Willful amateurism, child-like rhetoric, and gender-related satire were common features of the music and the zines that were essential in making Riot Grrrl a subculture rather than just a musical trend. Wolfe’s 1990 zine, Girl Germs, motivated Kathleen Hanna and Tobi Vail to develop their own Riot Grrrl zine, Bikini Kill. In return, Bikini Kill inspired Wolfe and Neuman to render their ideas in a musical format with Bratmobile. Yet, despite their shared intent to undermine entrenched rockist rules and attitudes, the two bands could not have sounded more different. In contrast to Bratmobile’s twee, un-effect-ed pop tones, Bikini Kill went for a more conventional distortion-driven punk assault. “They were so fierce, and we were so dorky,” Neuman notes.

This contrast is apparent in their language choices. Bikini Kill titled their first album Pussywhipped (1993), while Bratmobile used less inflammatory word choice with Pottymouth. Whereas Bratmobile rejected the bad boys in “Cool Schmool“, Bikini Kill mythologized a female equivalent in “Rebel Girl” (1991), a song that owes much to L7’s “Fast and Frightening” (1990) that had profiled a Grrrl with “so much clit she don’t need no balls”. Whereas Bratmobile favored subtle jabs, Bikini Kill went for knock-out punches, cajoling females to seize their futures in “Double Dare Ya” (1991), demanding (sexual) agency in “Suck My Left One” (1991), and crafting manifesto statements around agitprop slogans like “Revolution Girl Style Now” and “Girl Power”. Hanna’s loud, uncompromising voice, visuals, and rhetorical gestures were at odds with much academic feminism. Still, they found sympathetic ears amongst her peers, propelling Riot Grrrl from Olympia into the beyond and herself into a tacit, if unwitting, leader of the movement. 

The history of Riot Grrrl is sometimes told as an American tale, but it also took hold in the UK, where Huggy Bear employed similar strategies for similar ends. With both female and male members, that band self-identified as feminists but around the slogan “girl-boy revolutionaries”. Titles like “Hopscortch” (1993), “Teen Tighterns” (1993), and “Kiss Curl for the Kid’s Lib Guerrillas” (1992) signaled, as with their US peers, using youth symbolism for both playful and agitprop purposes. In 1993, a US-UK allegiance in recognition of common missions was struck when the band toured Britain with Bikini Kill, later recording a split album with them for Kill Rock Stars. Although neither that album nor either band propelled Riot Grrrl punk into the mainstream, that was never the goal.
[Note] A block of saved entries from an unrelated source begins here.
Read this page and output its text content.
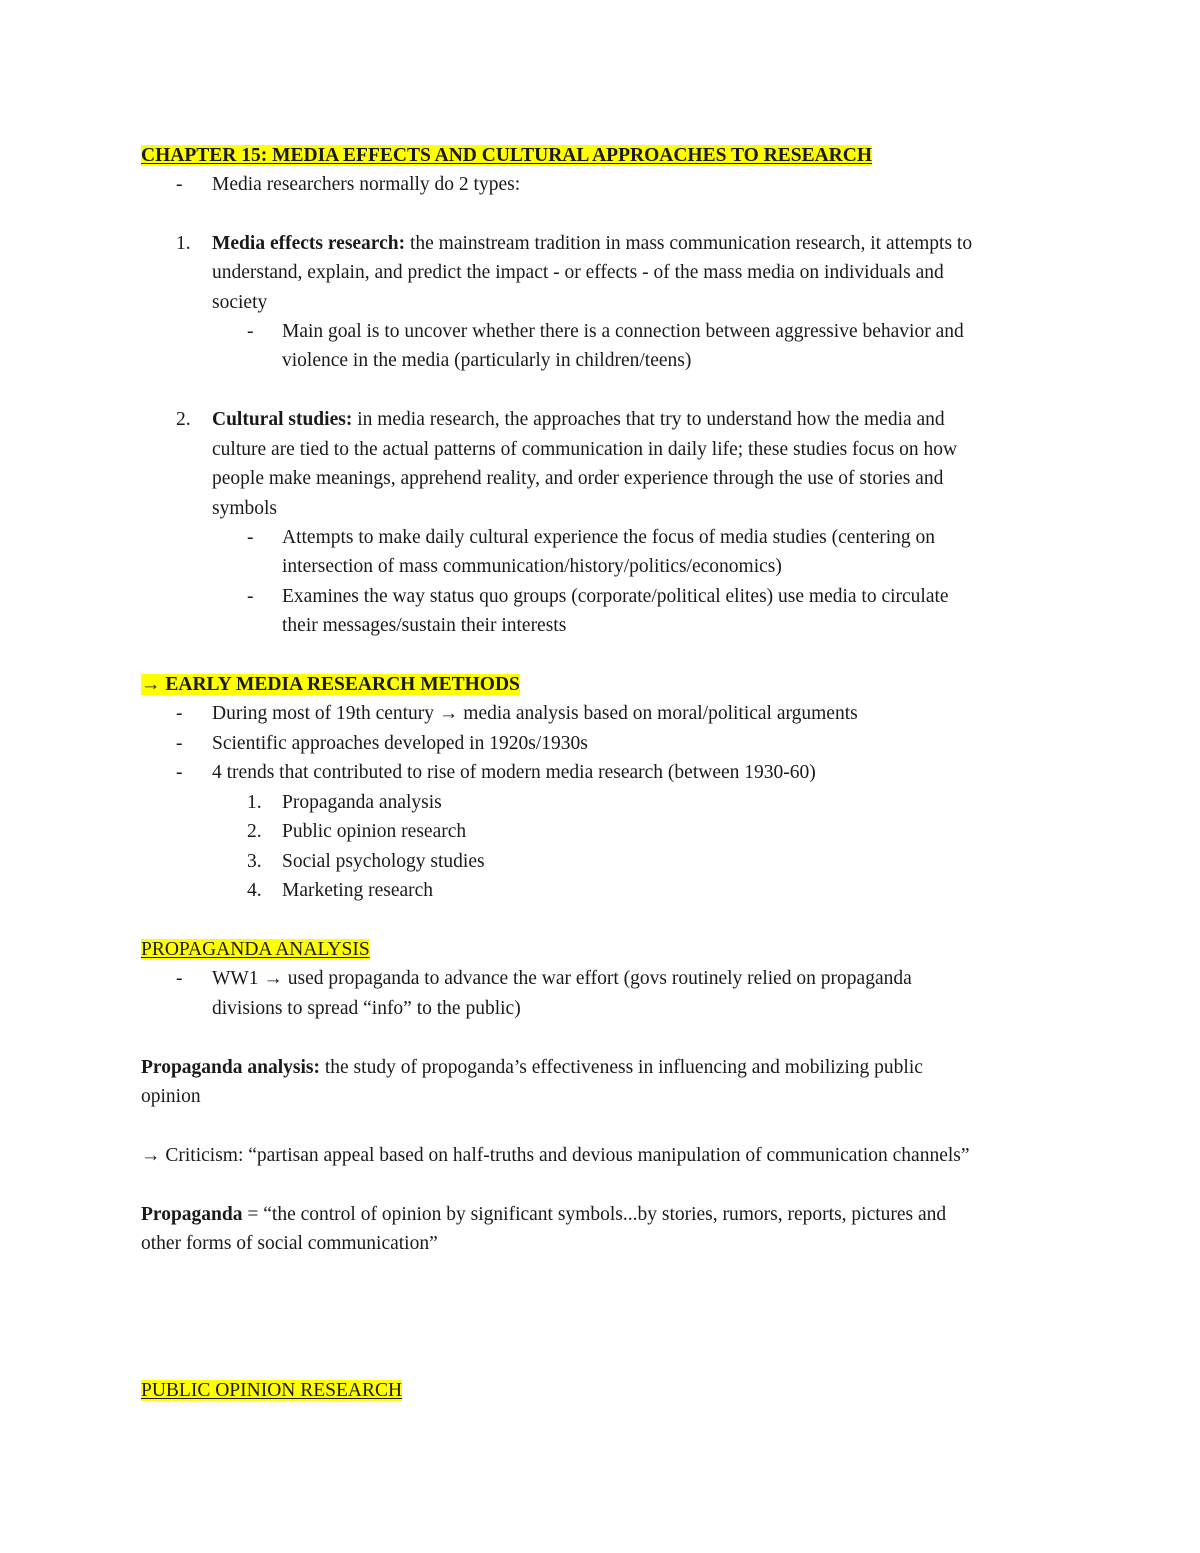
CHAPTER 15: MEDIA EFFECTS AND CULTURAL APPROACHES TO RESEARCH
- Media researchers normally do 2 types:
1. Media effects research: the mainstream tradition in mass communication research, it attempts to
understand, explain, and predict the impact - or effects - of the mass media on individuals and
society
- Main goal is to uncover whether there is a connection between aggressive behavior and
violence in the media (particularly in children/teens)
2. Cultural studies: in media research, the approaches that try to understand how the media and
culture are tied to the actual patterns of communication in daily life; these studies focus on how
people make meanings, apprehend reality, and order experience through the use of stories and
symbols
- Attempts to make daily cultural experience the focus of media studies (centering on
intersection of mass communication/history/politics/economics)
- Examines the way status quo groups (corporate/political elites) use media to circulate
their messages/sustain their interests
→ EARLY MEDIA RESEARCH METHODS
- During most of 19th century → media analysis based on moral/political arguments
- Scientific approaches developed in 1920s/1930s
- 4 trends that contributed to rise of modern media research (between 1930-60)
1. Propaganda analysis
2. Public opinion research
3. Social psychology studies
4. Marketing research
PROPAGANDA ANALYSIS
- WW1 → used propaganda to advance the war effort (govs routinely relied on propaganda
divisions to spread “info” to the public)
Propaganda analysis: the study of propoganda’s effectiveness in influencing and mobilizing public
opinion
→ Criticism: “partisan appeal based on half-truths and devious manipulation of communication channels”
Propaganda = “the control of opinion by significant symbols...by stories, rumors, reports, pictures and
other forms of social communication”
PUBLIC OPINION RESEARCH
Perhaps the greatest musical legacy of Riot Grrrl is that by the end of the ’90s, it became so common to see and hear female and mixed-gender bands that the gender novelty tag dissipated. As Hanna recounts in her new memoir, Riot Grrrls still suffered the slings and arrows of being boxed in by the very gender issues they protested about. Still, sometimes, future generations are the beneficiaries of the trials and tribulations undergone by the pioneering ones. Would subversive multi-media agitators like Pussy Riot exist without the prior practices of Riot Grrrl? Would Queercore or feminist pop? Or the #MeToo or #TimesUp movements? Maybe; maybe not.

Punk may not receive the media scrutiny it once did, but that does not negate that women participate in its cultural offshoots today more than ever—as performers, fans, and citizens. Would such gender realignments within and beyond punk have occurred but for the bold gestures of Kathleen Hanna and the Riot Grrrls, which interrupted male privilege to make music and art in their images for their own (creative) empowerment?

Works Cited

Hanna, Kathleen. Rebel Girl: My Life as a Feminist Punk. HarperCollins. May 2024.

Marcus, Sara. Girls to the Front: The True Story of the Riot Grrrl Revolution. Harper Perennial. September 2010.

Zeisler, Andi. We Were Feminists Once: From Riot Grrrl to CoverGirl®, the Buying and Selling of a Political Movement. Public Affairs. May 2016.